Modern psychology primarily explains the experiences associated with kshiptam and mudham. Only now it has begun to examine the meditative states. Meditational psychology views the last two to be the most natural states and the former three are simply dilutions thereof.
Operations of the Mind
These are known as vrttis. The Yoga Sutras speak of five categories of vrttis.
o Pramana, rational states and operations of the mind, direct perception through the senses, logical inference, and acceptance of the words of the wise.
o Viparyaya, cognition of the opposite of reality, a-tasmin tad-buddhih, tasminn a-tad-buddhih. Cognizing ‘that’ in ‘non-that’ and ‘non-that’ in ‘that’. The viparyayas are also referred to as kleshas, afflictions of five kinds, subdivided into 62 categories both in the individuated and the universal mind. The primary one of these is avidya, ignorance, in which we mistake the non-eternal, impure, sorrowful, non-self as eternal, pure, pleasant and the Self (atman) respectively. From this ignorance arise four others of which we speak later.
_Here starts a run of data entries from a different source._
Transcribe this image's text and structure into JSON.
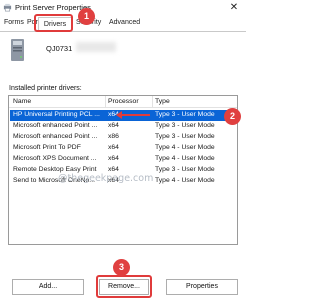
{
  "window": {
    "title": "Print Server Properties",
    "close_glyph": "✕"
  },
  "tabs": [
    {
      "label": "Forms"
    },
    {
      "label": "Ports"
    },
    {
      "label": "Drivers",
      "active": true
    },
    {
      "label": "Security"
    },
    {
      "label": "Advanced"
    }
  ],
  "server": {
    "name": "QJ0731",
    "icon": "printer-server-icon"
  },
  "drivers": {
    "caption": "Installed printer drivers:",
    "columns": [
      "Name",
      "Processor",
      "Type"
    ],
    "rows": [
      {
        "name": "HP Universal Printing PCL ...",
        "processor": "x64",
        "type": "Type 3 - User Mode",
        "selected": true
      },
      {
        "name": "Microsoft enhanced Point ...",
        "processor": "x64",
        "type": "Type 3 - User Mode"
      },
      {
        "name": "Microsoft enhanced Point ...",
        "processor": "x86",
        "type": "Type 3 - User Mode"
      },
      {
        "name": "Microsoft Print To PDF",
        "processor": "x64",
        "type": "Type 4 - User Mode"
      },
      {
        "name": "Microsoft XPS Document ...",
        "processor": "x64",
        "type": "Type 4 - User Mode"
      },
      {
        "name": "Remote Desktop Easy Print",
        "processor": "x64",
        "type": "Type 3 - User Mode"
      },
      {
        "name": "Send to Microsoft OneNo...",
        "processor": "x64",
        "type": "Type 4 - User Mode"
      }
    ]
  },
  "watermark": "@thegeekpage.com",
  "buttons": {
    "add": "Add...",
    "remove": "Remove...",
    "properties": "Properties"
  },
  "annotations": {
    "badge_1": "1",
    "badge_2": "2",
    "badge_3": "3",
    "color": "#e03b3b"
  },
  "colors": {
    "selection": "#0a64d6",
    "badge": "#e04040"
  }
}
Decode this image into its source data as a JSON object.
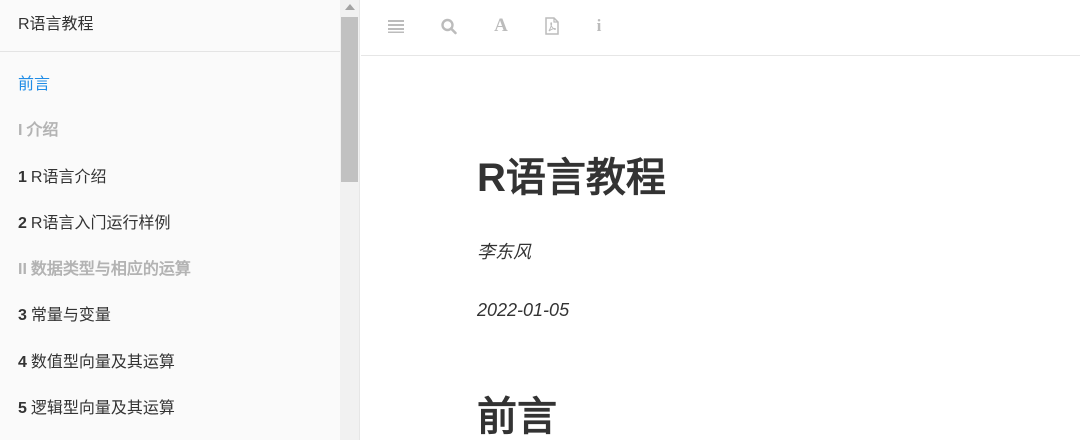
{
  "sidebar": {
    "book_title": "R语言教程",
    "items": [
      {
        "num": "",
        "label": "前言",
        "kind": "active"
      },
      {
        "num": "I",
        "label": "介绍",
        "kind": "part"
      },
      {
        "num": "1",
        "label": "R语言介绍",
        "kind": "chapter"
      },
      {
        "num": "2",
        "label": "R语言入门运行样例",
        "kind": "chapter"
      },
      {
        "num": "II",
        "label": "数据类型与相应的运算",
        "kind": "part"
      },
      {
        "num": "3",
        "label": "常量与变量",
        "kind": "chapter"
      },
      {
        "num": "4",
        "label": "数值型向量及其运算",
        "kind": "chapter"
      },
      {
        "num": "5",
        "label": "逻辑型向量及其运算",
        "kind": "chapter"
      }
    ]
  },
  "toolbar": {
    "icons": [
      "menu-icon",
      "search-icon",
      "font-settings-icon",
      "pdf-icon",
      "info-icon"
    ],
    "font_glyph": "A",
    "info_glyph": "i"
  },
  "main": {
    "title": "R语言教程",
    "author": "李东风",
    "date": "2022-01-05",
    "section_heading": "前言"
  },
  "colors": {
    "active_link": "#1f8ce6",
    "part_text": "#b3b3b3",
    "icon_gray": "#bcbcbc"
  }
}
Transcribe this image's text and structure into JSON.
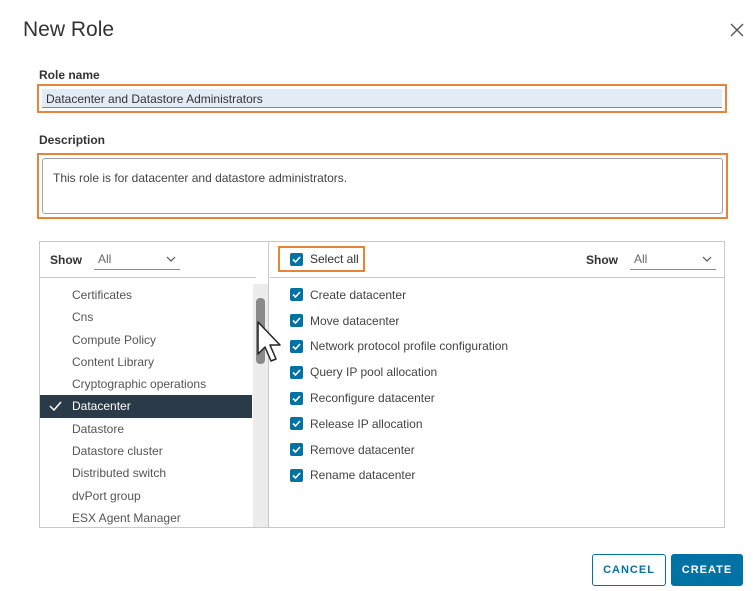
{
  "dialog": {
    "title": "New Role",
    "close_icon": "close-icon"
  },
  "role_name": {
    "label": "Role name",
    "value": "Datacenter and Datastore Administrators"
  },
  "description": {
    "label": "Description",
    "value": "This role is for datacenter and datastore administrators."
  },
  "categories": {
    "show_label": "Show",
    "filter_value": "All",
    "items": [
      {
        "label": "Certificates"
      },
      {
        "label": "Cns"
      },
      {
        "label": "Compute Policy"
      },
      {
        "label": "Content Library"
      },
      {
        "label": "Cryptographic operations"
      },
      {
        "label": "Datacenter"
      },
      {
        "label": "Datastore"
      },
      {
        "label": "Datastore cluster"
      },
      {
        "label": "Distributed switch"
      },
      {
        "label": "dvPort group"
      },
      {
        "label": "ESX Agent Manager"
      }
    ],
    "selected": "Datacenter"
  },
  "privileges": {
    "select_all_label": "Select all",
    "show_label": "Show",
    "filter_value": "All",
    "items": [
      {
        "label": "Create datacenter"
      },
      {
        "label": "Move datacenter"
      },
      {
        "label": "Network protocol profile configuration"
      },
      {
        "label": "Query IP pool allocation"
      },
      {
        "label": "Reconfigure datacenter"
      },
      {
        "label": "Release IP allocation"
      },
      {
        "label": "Remove datacenter"
      },
      {
        "label": "Rename datacenter"
      }
    ]
  },
  "footer": {
    "cancel_label": "CANCEL",
    "create_label": "CREATE"
  },
  "colors": {
    "accent": "#0072a3",
    "highlight_border": "#e8833a",
    "selected_row": "#2b3a48"
  }
}
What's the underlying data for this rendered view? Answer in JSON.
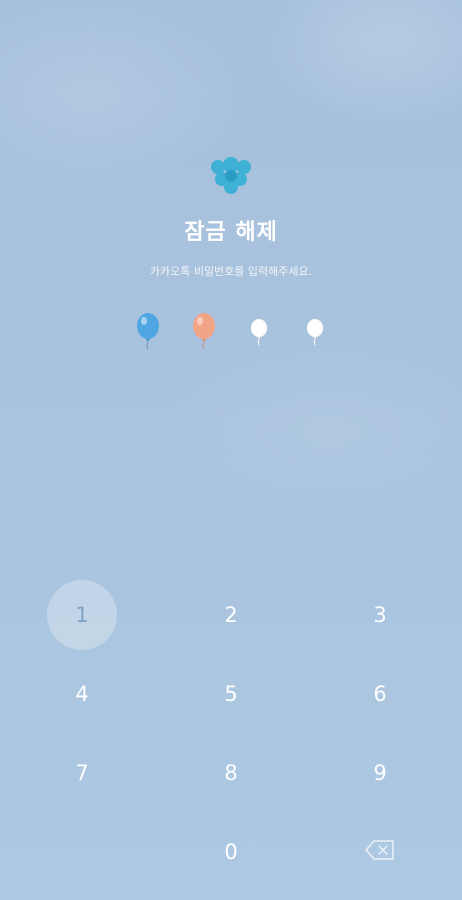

o Vikalpa, a fantasy that may be expressed in words but refers to nothing real. At a certain level all language is nothing but an expression of vikalpa as words deconstruct the proposed meaning.
o Nidra, sleep. This is not an absence of mind’s operations but a particular operation in itself. It is simply a submergence of consciousness into the cognition of the principle of the negative.
o Smrti, memory, an experience not being lost from the mind.
These vrttis may be afflicted, klishta, or unafflicted, a-klishta. The ones tainted by kleshas lead to bondage, while the opposite, a-klishta or unafflicted, guide one to liberation.
Operations and Imprints
Here, a word about samskaras, the very subtle imprints that are left in the mind field. All our mental, vocal and physical acts and experiences leave an imprint. Not only what we perceive, but even what we think, leaves an imprint. Not one sensation in a single hair root escapes without forming a samskara. It is the conglomeration of samskaras that constitutes our unconscious personality. Samskaras determine how we interpret surroundings and experiences.
Samskaras do not simply lie dormant in us. They are constantly churning below the surface although we are not aware of this massive sub-oceanic activity going on within us. They have, like seeds sown, their own processes of maturation in the forms of interpretations of experiences we choose for ourselves and thereby react. Our interpretations are never neutral or objective but are coloured by the force of samskaras.
Thus the afflicted samskaras give rise to afflicted vrttis, which in turn are rendered into samskaras again. ‘This cycle of vrttis and samskaras keeps turning day and night,’ says Vyasa, the commentator par excellence on the Yoga Sutras. It is in this cycle of operations, vrttis, and imprints, samskaras, that all our pleasures and displeasures, fears, insecurities and complexes reside. It is here that they need to be understood, and converted into appropriate tools for our happiness, fulfillment and liberation. For this, the science of meditation prescribes particular methods.
In order to help us develop these tools for happiness, our next column will provide an overview of the meditational theory of emotions. Once we fully comprehend these principles, we can indeed proceed with making our mind-field the playground of devas.